- Official poster
- Directed by: R. Narayana Murthy
- Written by: P. L. Narayana (dialogues)
- Story by: R. Narayana Murthy
- Produced by: D. V. Raju
- Starring: R. Narayana Murthy Narra Venkateswara Rao
- Cinematography: R. Narayana Murthy
- Edited by: Mohan-Rama Rao
- Music by: Vandemataram Srinivas
- Production company: Sneha Chitra Pictures
- Release date: 22 July 1994;
- Country: India
- Language: Telugu

= Erra Sainyam =

Erra Sainyam is a 1994 Indian Telugu-language action drama film directed by R. Narayana Murthy and starring himself and Narra Venkateswara Rao.
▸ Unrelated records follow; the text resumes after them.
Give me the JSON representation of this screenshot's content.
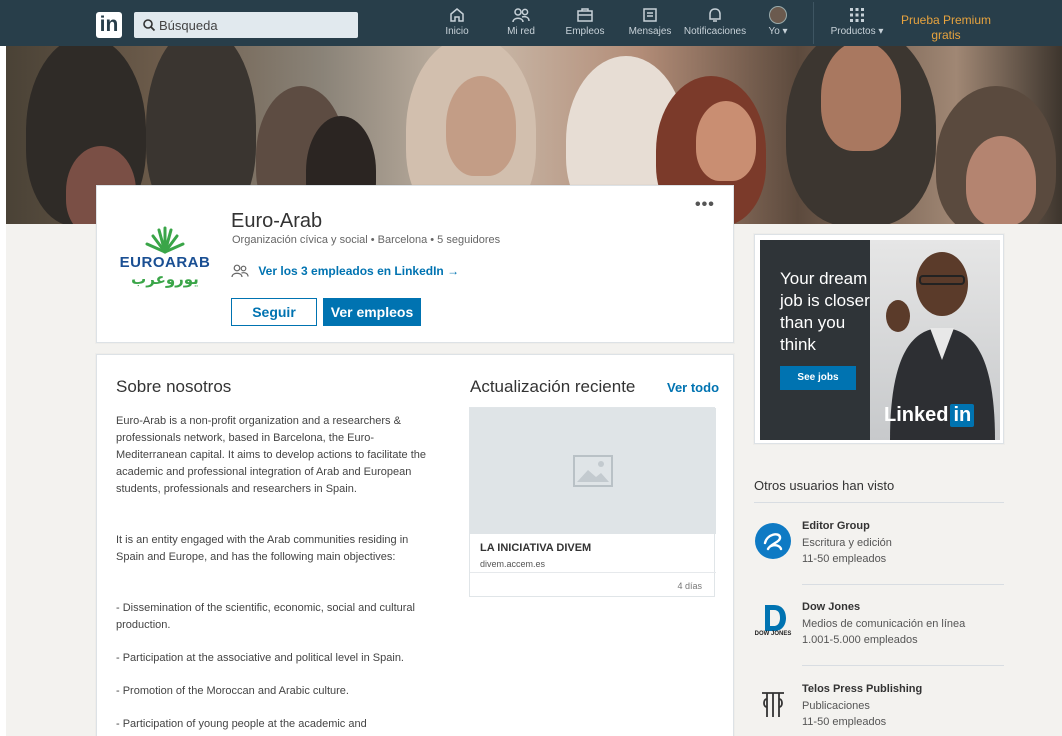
{
  "nav": {
    "logo": "in",
    "search_placeholder": "Búsqueda",
    "items": [
      {
        "label": "Inicio",
        "icon": "home-icon"
      },
      {
        "label": "Mi red",
        "icon": "network-icon"
      },
      {
        "label": "Empleos",
        "icon": "briefcase-icon"
      },
      {
        "label": "Mensajes",
        "icon": "messages-icon"
      },
      {
        "label": "Notificaciones",
        "icon": "bell-icon"
      },
      {
        "label": "Yo ▾",
        "icon": "avatar"
      },
      {
        "label": "Productos ▾",
        "icon": "grid-icon"
      }
    ],
    "premium_line1": "Prueba Premium",
    "premium_line2": "gratis"
  },
  "company": {
    "name": "Euro-Arab",
    "meta": "Organización cívica y social  •  Barcelona  •  5 seguidores",
    "employees_link": "Ver los 3 empleados en LinkedIn →",
    "follow_label": "Seguir",
    "jobs_label": "Ver empleos",
    "logo_text": "EUROARAB",
    "logo_arabic": "يوروعرب"
  },
  "about": {
    "title": "Sobre nosotros",
    "paragraphs": [
      "Euro-Arab is a non-profit organization and a researchers & professionals network, based in Barcelona, the Euro-Mediterranean capital. It aims to develop actions to facilitate the academic and professional integration of Arab and European students, professionals and researchers in Spain.",
      "It is an entity engaged with the Arab communities residing in Spain and Europe, and has the following main objectives:",
      "- Dissemination of the scientific, economic, social and cultural production.",
      "- Participation at the associative and political level in Spain.",
      "- Promotion of the Moroccan and Arabic culture.",
      "- Participation of young people at the academic and entrepreneurial level."
    ]
  },
  "updates": {
    "title": "Actualización reciente",
    "see_all": "Ver todo",
    "post_title": "LA INICIATIVA DIVEM",
    "post_url": "divem.accem.es",
    "post_time": "4 días"
  },
  "ad": {
    "line1": "Your dream",
    "line2": "job is closer",
    "line3": "than you",
    "line4": "think",
    "button": "See jobs",
    "brand": "Linked",
    "brand_in": "in"
  },
  "others": {
    "title": "Otros usuarios han visto",
    "companies": [
      {
        "name": "Editor Group",
        "industry": "Escritura y edición",
        "size": "11-50 empleados",
        "color": "#0e7ac4"
      },
      {
        "name": "Dow Jones",
        "industry": "Medios de comunicación en línea",
        "size": "1.001-5.000 empleados",
        "logo_caption": "DOW JONES",
        "color": "#0073b1"
      },
      {
        "name": "Telos Press Publishing",
        "industry": "Publicaciones",
        "size": "11-50 empleados",
        "color": "#333333"
      }
    ]
  },
  "colors": {
    "nav": "#283e4a",
    "accent": "#0073b1",
    "premium": "#e7a33e"
  }
}
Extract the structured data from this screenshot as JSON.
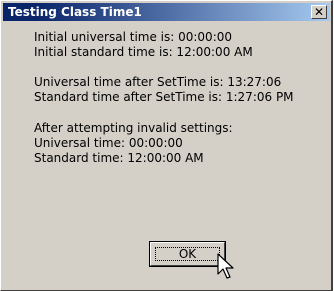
{
  "window": {
    "title": "Testing Class Time1",
    "close_symbol": "✕"
  },
  "message": {
    "line1": "Initial universal time is: 00:00:00",
    "line2": "Initial standard time is: 12:00:00 AM",
    "line3": "Universal time after SetTime is: 13:27:06",
    "line4": "Standard time after SetTime is: 1:27:06 PM",
    "line5": "After attempting invalid settings:",
    "line6": "Universal time: 00:00:00",
    "line7": "Standard time: 12:00:00 AM"
  },
  "buttons": {
    "ok_label": "OK"
  },
  "icons": {
    "close": "close-icon",
    "cursor": "mouse-pointer-icon"
  }
}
The film was screened in the mainstream section of the 26th International Film Festival of India. The film was a "runaway hit".

== Cast ==
- R. Narayana Murthy as Singanna
- Narra Venkateswara Rao
- Sanjeevi
- Puranam Surya
- Spandana
- Guda Anjaiah as a judge
- Mukku Raju
- Telangana Shakuntala
- Udaya Bhanu as Singanna's sister

== Soundtrack ==

| No. | Title | Singer(s) | Length |
|---|---|---|---|
| 1. | "Palleletla" | Vandemataram Srinivas | 4:52 |
| 2. | "Banzare Banzo" | Vandemataram Srinivas | 5:11 |
| 3. | "Evunnadakko" | Vandemataram Srinivas | 5:07 |
| 4. | "Bandenaka" | Shankar | 5:29 |
| 5. | "Palakonda" | Vandemataram Srinivas | 6:03 |
| 6. | "Ooru Manadira" | S. P. Balasubramanyam | 7:02 |
| Total length: |  |  | 39:38 |

== Release and reception ==
The film was a box office success in Andhra Pradesh and prompted Narayana Murthy to star in Orey Rikshaw (1995). The film inspired many directors to make films in a similar naxalite-based films.
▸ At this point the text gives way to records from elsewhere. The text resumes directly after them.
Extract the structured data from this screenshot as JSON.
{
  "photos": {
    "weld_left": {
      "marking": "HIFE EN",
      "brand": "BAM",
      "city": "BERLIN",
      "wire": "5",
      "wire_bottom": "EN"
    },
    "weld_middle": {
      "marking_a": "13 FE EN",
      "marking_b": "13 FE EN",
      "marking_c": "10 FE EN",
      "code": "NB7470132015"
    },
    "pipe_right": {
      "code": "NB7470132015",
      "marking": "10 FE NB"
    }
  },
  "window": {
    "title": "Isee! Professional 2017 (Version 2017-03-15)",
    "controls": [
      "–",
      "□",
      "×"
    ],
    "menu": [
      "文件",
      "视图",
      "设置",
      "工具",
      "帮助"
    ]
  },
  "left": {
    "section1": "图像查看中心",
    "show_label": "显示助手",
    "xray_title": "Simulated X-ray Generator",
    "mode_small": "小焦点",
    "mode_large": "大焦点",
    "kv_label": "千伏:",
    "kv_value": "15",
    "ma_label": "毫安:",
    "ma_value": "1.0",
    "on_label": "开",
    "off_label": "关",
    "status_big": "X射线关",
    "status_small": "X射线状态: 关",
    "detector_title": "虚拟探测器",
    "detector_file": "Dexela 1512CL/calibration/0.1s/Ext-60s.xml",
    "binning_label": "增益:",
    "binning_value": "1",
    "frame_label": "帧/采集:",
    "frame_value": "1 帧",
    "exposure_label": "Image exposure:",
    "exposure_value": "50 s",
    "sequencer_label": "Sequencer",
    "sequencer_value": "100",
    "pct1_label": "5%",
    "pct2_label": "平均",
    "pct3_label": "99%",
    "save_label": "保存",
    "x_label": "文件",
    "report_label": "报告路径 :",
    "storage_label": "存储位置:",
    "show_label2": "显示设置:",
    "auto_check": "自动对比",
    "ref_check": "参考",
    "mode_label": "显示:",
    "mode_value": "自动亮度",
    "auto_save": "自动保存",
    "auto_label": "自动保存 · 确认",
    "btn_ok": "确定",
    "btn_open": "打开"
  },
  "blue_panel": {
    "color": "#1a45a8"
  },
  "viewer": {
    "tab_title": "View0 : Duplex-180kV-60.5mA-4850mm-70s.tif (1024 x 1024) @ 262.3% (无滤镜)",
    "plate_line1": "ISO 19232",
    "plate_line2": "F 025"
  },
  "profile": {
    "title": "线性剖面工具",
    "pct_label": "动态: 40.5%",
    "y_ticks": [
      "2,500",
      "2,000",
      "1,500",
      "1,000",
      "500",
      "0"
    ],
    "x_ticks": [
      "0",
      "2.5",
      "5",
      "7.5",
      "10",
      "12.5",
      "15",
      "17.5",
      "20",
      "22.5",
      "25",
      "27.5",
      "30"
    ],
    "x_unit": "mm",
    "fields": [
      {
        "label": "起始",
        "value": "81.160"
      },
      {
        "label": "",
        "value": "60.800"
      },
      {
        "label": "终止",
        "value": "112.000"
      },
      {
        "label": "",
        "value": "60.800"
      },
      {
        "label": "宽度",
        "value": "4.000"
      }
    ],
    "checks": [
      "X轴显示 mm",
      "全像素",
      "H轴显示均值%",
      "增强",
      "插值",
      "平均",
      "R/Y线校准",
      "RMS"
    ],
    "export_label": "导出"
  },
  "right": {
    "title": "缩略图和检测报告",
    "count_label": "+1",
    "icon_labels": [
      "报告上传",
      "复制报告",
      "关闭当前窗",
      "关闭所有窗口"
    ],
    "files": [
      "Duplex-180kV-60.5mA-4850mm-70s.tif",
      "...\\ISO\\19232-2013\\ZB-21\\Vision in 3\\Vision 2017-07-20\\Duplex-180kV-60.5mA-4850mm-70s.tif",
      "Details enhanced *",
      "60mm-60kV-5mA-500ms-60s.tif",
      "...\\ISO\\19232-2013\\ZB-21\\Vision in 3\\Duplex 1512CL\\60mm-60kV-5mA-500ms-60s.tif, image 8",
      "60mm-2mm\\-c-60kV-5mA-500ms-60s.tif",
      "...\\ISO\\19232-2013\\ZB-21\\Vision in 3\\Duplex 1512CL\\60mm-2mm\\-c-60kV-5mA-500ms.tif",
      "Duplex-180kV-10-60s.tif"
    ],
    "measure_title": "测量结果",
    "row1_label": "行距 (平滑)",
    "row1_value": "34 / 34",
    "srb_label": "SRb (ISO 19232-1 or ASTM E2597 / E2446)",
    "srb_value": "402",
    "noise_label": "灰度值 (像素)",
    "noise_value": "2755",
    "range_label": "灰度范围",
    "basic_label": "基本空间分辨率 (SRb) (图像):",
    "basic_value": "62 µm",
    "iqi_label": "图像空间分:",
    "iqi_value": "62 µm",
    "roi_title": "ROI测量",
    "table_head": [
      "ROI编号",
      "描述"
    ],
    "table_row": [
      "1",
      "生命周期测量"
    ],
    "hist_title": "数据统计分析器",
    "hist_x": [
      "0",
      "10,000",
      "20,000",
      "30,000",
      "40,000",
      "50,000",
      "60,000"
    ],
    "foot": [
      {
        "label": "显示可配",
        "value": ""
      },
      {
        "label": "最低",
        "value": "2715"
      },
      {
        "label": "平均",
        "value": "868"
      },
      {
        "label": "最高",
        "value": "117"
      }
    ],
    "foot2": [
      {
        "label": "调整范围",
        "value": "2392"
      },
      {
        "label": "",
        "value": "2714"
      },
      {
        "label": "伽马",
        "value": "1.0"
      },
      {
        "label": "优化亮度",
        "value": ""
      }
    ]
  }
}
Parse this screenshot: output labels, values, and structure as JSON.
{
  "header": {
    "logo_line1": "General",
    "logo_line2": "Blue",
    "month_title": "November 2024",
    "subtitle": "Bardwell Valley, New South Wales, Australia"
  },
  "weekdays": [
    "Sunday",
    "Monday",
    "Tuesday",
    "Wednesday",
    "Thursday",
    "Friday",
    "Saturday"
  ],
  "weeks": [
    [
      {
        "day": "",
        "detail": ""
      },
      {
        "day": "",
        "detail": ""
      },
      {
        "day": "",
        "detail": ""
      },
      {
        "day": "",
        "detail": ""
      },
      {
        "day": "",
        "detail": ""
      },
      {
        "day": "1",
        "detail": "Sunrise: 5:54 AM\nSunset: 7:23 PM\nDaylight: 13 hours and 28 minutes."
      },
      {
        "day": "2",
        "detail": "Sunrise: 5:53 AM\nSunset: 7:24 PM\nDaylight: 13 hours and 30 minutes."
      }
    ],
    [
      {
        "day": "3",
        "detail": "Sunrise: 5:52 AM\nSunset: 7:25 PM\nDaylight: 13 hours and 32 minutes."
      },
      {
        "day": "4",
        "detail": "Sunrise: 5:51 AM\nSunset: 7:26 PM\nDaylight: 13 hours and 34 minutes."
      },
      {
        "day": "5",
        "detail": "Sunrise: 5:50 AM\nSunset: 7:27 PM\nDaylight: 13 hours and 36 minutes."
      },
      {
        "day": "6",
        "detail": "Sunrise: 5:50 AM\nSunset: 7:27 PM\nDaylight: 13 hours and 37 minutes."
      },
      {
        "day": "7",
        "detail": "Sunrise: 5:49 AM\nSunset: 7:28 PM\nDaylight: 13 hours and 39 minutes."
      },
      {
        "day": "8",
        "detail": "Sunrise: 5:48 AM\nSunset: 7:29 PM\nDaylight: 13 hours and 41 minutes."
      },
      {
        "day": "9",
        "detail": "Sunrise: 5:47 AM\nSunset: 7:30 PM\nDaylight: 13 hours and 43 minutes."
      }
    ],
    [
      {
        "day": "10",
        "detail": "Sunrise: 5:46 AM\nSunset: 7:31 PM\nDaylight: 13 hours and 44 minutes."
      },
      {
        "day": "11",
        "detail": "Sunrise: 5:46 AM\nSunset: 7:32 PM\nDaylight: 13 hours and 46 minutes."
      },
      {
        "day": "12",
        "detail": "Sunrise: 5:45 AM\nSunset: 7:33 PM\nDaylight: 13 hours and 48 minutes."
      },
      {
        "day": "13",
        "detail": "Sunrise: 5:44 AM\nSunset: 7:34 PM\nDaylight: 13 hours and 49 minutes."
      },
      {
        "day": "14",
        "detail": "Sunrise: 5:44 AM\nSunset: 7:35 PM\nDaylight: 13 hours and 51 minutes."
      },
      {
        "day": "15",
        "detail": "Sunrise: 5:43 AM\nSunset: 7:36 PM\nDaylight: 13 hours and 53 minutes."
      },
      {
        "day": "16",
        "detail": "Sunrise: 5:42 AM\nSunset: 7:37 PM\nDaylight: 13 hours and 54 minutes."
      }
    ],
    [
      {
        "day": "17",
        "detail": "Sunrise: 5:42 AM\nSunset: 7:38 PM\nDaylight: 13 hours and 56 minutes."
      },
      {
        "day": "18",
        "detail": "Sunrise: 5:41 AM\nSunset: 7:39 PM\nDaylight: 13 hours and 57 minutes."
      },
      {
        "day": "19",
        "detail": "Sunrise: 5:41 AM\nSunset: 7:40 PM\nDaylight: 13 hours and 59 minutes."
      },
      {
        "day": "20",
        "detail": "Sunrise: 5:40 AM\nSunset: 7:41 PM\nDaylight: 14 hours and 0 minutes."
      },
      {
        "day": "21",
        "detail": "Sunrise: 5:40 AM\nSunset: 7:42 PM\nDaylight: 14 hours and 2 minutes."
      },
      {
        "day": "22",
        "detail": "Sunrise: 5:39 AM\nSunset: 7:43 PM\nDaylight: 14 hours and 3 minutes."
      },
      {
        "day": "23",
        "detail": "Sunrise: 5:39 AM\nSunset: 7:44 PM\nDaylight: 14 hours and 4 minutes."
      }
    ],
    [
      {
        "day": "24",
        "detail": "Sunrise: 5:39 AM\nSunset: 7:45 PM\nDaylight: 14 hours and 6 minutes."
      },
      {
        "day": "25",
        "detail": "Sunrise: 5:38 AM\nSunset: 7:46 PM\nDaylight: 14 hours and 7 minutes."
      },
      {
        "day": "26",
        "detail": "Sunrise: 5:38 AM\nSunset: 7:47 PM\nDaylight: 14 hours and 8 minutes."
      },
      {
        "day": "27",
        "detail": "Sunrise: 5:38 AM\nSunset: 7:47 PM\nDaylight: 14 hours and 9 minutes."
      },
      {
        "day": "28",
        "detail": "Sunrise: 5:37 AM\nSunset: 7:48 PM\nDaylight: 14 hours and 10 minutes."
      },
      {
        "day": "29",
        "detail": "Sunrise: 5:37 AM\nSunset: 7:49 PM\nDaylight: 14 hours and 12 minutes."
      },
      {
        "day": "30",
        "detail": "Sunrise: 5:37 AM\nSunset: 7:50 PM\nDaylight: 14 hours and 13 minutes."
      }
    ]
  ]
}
Goodipoodi Srihari of Sitara Weekly praised Murthy for directing in a political film with a serious subject, and Narayana for his dialogue. Srihari felt that the use of folk songs was the film's strength.

== Cancelled remake ==
The film was to be remade in Hindi as Yeh Dhartee Hamaree Hai (2007) by Narayana Murthy, who reprised his role, but the film did not enter fruition.